Dabei hatte der Abend so schön und auch amüsant begonnen. Der Eiserne Vorhang, eigentlich gülden, hob sich und gab den Blick auf einen ihm nachempfundenen Raum frei (von Nadja Sofie Eller). Ein prunkvoller Saal, passend zu den saturierten, vermögenden Figuren Dostojewskijs, angeräumt mit Tischen, Sesseln, Sofas – man redet ja im Sitzen und geredet wird viel. An einem Schreibtisch im Vordergrund sinniert Stepan. Im Roman hat sich der verkrachte Schöngeist und Idealist angewöhnt, die Zeilen „Die Bauern kommen, sie tragen Beile, etwas Furchtbares wird geschehen“ zu murmeln. Im Burgtheater hingegen verkündet er, von Oliver Nägele als liebenswerten Kauz porträtiert, diese geradezu als Prophezeiung im Gespräch mit Liputin (Markus Hering). Die übrigen Gestalten sind irgendwo hinten unauffällig in Warteposition.
Simons arrangiert zunächst einen geschmeidigen Stafettenlauf: Hering gibt ab, zieht sich zurück, und Happel übernimmt das Konversieren. Deren energische Warwara möchte Stepan mit ihrer jungen Ziehtochter Dascha verheiraten, da diese ein Verhältnis mit ihrem Sohn Nikolaj hatte (und der soll schließlich auch verheiratet werden – mit Lisa).

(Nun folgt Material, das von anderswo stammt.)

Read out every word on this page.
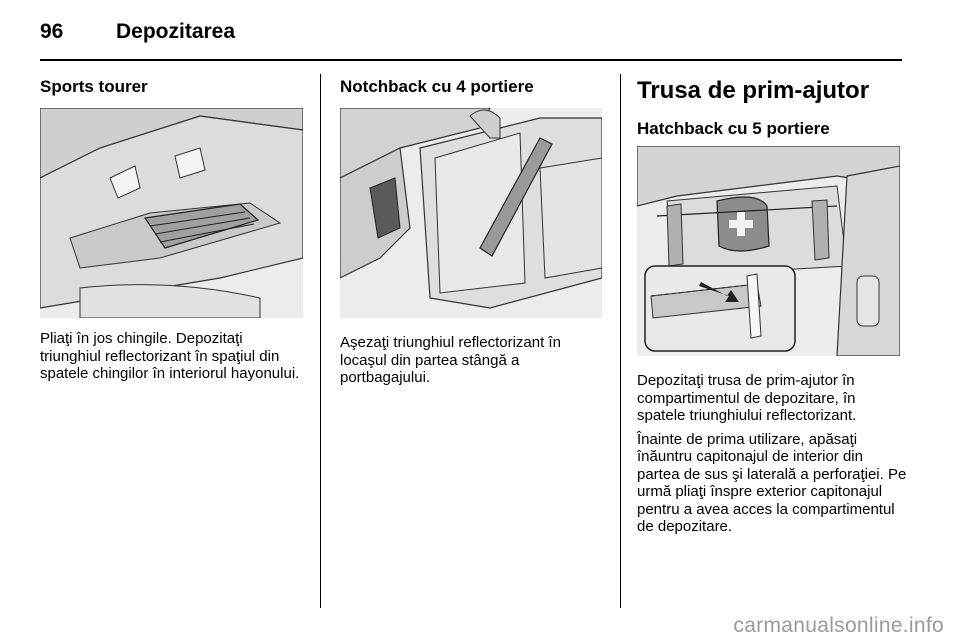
96	Depozitarea
Sports tourer

Pliaţi în jos chingile. Depozitaţi triunghiul reflectorizant în spaţiul din spatele chingilor în interiorul hayonului.

Notchback cu 4 portiere

Aşezaţi triunghiul reflectorizant în locaşul din partea stângă a portbagajului.

Trusa de prim-ajutor
Hatchback cu 5 portiere

Depozitaţi trusa de prim-ajutor în compartimentul de depozitare, în spatele triunghiului reflectorizant.

Înainte de prima utilizare, apăsaţi înăuntru capitonajul de interior din partea de sus şi laterală a perforaţiei. Pe urmă pliaţi înspre exterior capitonajul pentru a avea acces la compartimentul de depozitare.

carmanualsonline.info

Als Dascha (Dagna Litzenberger Vinet) dies mitkriegt, fällt sie fast vom Stuhl.
Nach und nach stellt Simons alle Figuren vor, darunter den Schatow (Itay Tiran), den Kirillow (Ernest Allan Hausmann) und die Lisa (Birgit Minichmayr). Etwas später taucht auch der vermisste Sohn Nikolaj auf – aus der Versenkung (im wahrsten Sinn des Wortes) und unbemerkt von allen: Ofczarek schleicht und hatscht wie ein alter Geist über die Bühne.
Anders als bei der Dramatisierung von „Anna Karenina“ (seit September in der Josefstadt) führen sich die Figuren nicht selbst in die Situation ein, es gibt auch keinen kommentierenden Erzähler (wie den Beamten Anton im Roman „Die Dämonen“): Die Charakterzeichnung auf den ersten Blick übernimmt Greta Goiris – und sie geht alles andere als subtil vor. Ihre schrillen Kostüme haben etwas extrem Erzwungenes, Plakatives.
Männer müssen heutzutage Röcke tragen, Frauen Hosen, Maria Happel sieht aus wie ein Hofmarschall in einer schlechten Kinderoper, und Sarah Viktoria Frick müsste die Trisomie 21 der Marja gar nicht mit so viel ADHS-Attitüde spielen: Die der Lächerlichkeit preisgebende Kostümierung sagt ohnedies alles. Marcel Heuperman wird seinem Outfit (als Tölpel mit Lachzwang) mehr als gerecht, und es kommt auch nicht von ungefähr, dass Jan Bülow als zynischer Pjotr einen Nazi-Mantel in Weiß trägt.
Die Verkleidungen werden gar zum Gefängnis: Birgit Minichmayr nervt mit der Zeit als fratzenhafte, die Reitgerte schwingende, extrem exaltierte Göre. Keiner spielt – abgesehen von Nägele im feinen Tuch – einen Menschen mit nachvollziehbaren Gefühlen oder Motivationen. Daher lassen auch die Debatten über Russland, die Existenz Gottes, das Volk und den Sozialismus ziemlich kalt. Und Ofczarek gefällt sich als vom Leben gelangweilter Nikolaj – mit halb offenem Mund und halb geschlossenen Augen.
So fällt man auch selbst in einen Dämmerschlaf. Immer wieder aufgeschreckt von der wummernden Musik während der Blackouts in extremer Lautstärke. Sehr viel mehr als diese Überbetonung ist Simons nicht mehr eingefallen: Mühsam reiht sich ein Dialog an den nächsten.
Fast zweieinhalb Stunden dauert es bis zur Pause. Danach haben sich die Reihen gelichtet. Und vielen spricht Nikolaj – für die einen der Ruhepol, für die anderen eine Schlaftablette, mitunter aber blitzgefährlich – aus der Seele: „Ich weiß gar nicht, warum bin ich hierhergekommen?“ Nach mehr als vier Stunden wird das Ensemble eifrig beklatscht. Und zumindest die Klofrau freut sich: Ein Ende nach 23 Uhr bringt sattes Überstundengeld.